Edmund convinces a captain he appoints to murder Cordelia of the merit of the defence of superior orders – and he then fires Albany.  Some may take with a grain of salt his apparent contrition at the end.

There has long been contention about the blinding of Gloucester and the murder of Cordelia.  It is all too much for some.  It is as well to remember the caution of Dr Johnson that ‘our author well knew what would please the audience for which he wrote.’  They did not just whip and put people in the stocks back then.  They hanged, drew and quartered them in public.  It was a very popular event – as would be the guillotine much later in France.

And Goneril has the perfect bell-ringer for Donald Trump.

So if I do. The laws are mine, not thine.

Who can arraign me for’t?

‘Is this the promised end?’

Well, at least Albany has been released from one of the worst marriages ever – and he has lived to tell the tale.  That in itself is something.

Philosophy does not have much to say about Shakespeare, but Auden quotes Pascal to good effect.

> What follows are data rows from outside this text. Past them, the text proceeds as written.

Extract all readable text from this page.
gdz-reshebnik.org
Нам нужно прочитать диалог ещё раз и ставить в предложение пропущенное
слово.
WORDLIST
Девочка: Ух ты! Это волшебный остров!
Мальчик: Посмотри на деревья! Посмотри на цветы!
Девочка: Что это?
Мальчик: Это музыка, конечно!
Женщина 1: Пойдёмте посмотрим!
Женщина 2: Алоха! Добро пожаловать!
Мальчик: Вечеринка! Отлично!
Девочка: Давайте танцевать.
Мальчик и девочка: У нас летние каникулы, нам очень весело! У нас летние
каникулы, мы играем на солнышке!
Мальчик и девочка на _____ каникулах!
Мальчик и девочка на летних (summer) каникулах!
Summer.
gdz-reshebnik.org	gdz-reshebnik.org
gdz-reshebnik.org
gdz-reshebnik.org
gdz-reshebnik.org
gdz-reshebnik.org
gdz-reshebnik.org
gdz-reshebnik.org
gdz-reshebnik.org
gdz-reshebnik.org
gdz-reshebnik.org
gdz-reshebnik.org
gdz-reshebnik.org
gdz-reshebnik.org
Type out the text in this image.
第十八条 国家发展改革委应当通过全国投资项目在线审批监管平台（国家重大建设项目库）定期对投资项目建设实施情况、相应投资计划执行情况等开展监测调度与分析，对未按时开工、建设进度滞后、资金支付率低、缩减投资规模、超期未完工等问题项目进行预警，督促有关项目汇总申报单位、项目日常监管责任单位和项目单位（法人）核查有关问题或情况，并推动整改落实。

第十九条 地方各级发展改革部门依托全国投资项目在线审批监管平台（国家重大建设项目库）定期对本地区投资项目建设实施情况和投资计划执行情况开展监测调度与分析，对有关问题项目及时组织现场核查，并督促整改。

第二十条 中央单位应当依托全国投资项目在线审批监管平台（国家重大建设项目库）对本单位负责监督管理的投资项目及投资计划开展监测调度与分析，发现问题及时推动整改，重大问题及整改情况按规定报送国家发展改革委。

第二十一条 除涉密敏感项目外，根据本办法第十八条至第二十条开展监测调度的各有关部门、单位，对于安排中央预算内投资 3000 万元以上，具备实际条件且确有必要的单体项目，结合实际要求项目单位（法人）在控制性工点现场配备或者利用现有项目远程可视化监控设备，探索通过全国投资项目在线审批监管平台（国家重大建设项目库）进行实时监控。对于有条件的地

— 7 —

Man is but a reed, the most feeble thing in nature; but he is a thinking reed.  The entire universe need not arm himself to crush him.  A vapour, a drop of water suffices to kill him. But if the universe were to crush him, man would still be more noble than that which killed him, because he knows that he dies and the advantage which the universe has over him; the universe knows nothing of this.

All our dignity, then, consists in thought.

And ‘thought’ is not a term that comes readily to the mind when we reflect on King Lear.  But it is something to bear in mind when we think of Vladimir Putin, Xi Jinping, or Donald Trump – not one of whom has ever seen this play, or heard its poetry, or absorbed its teaching.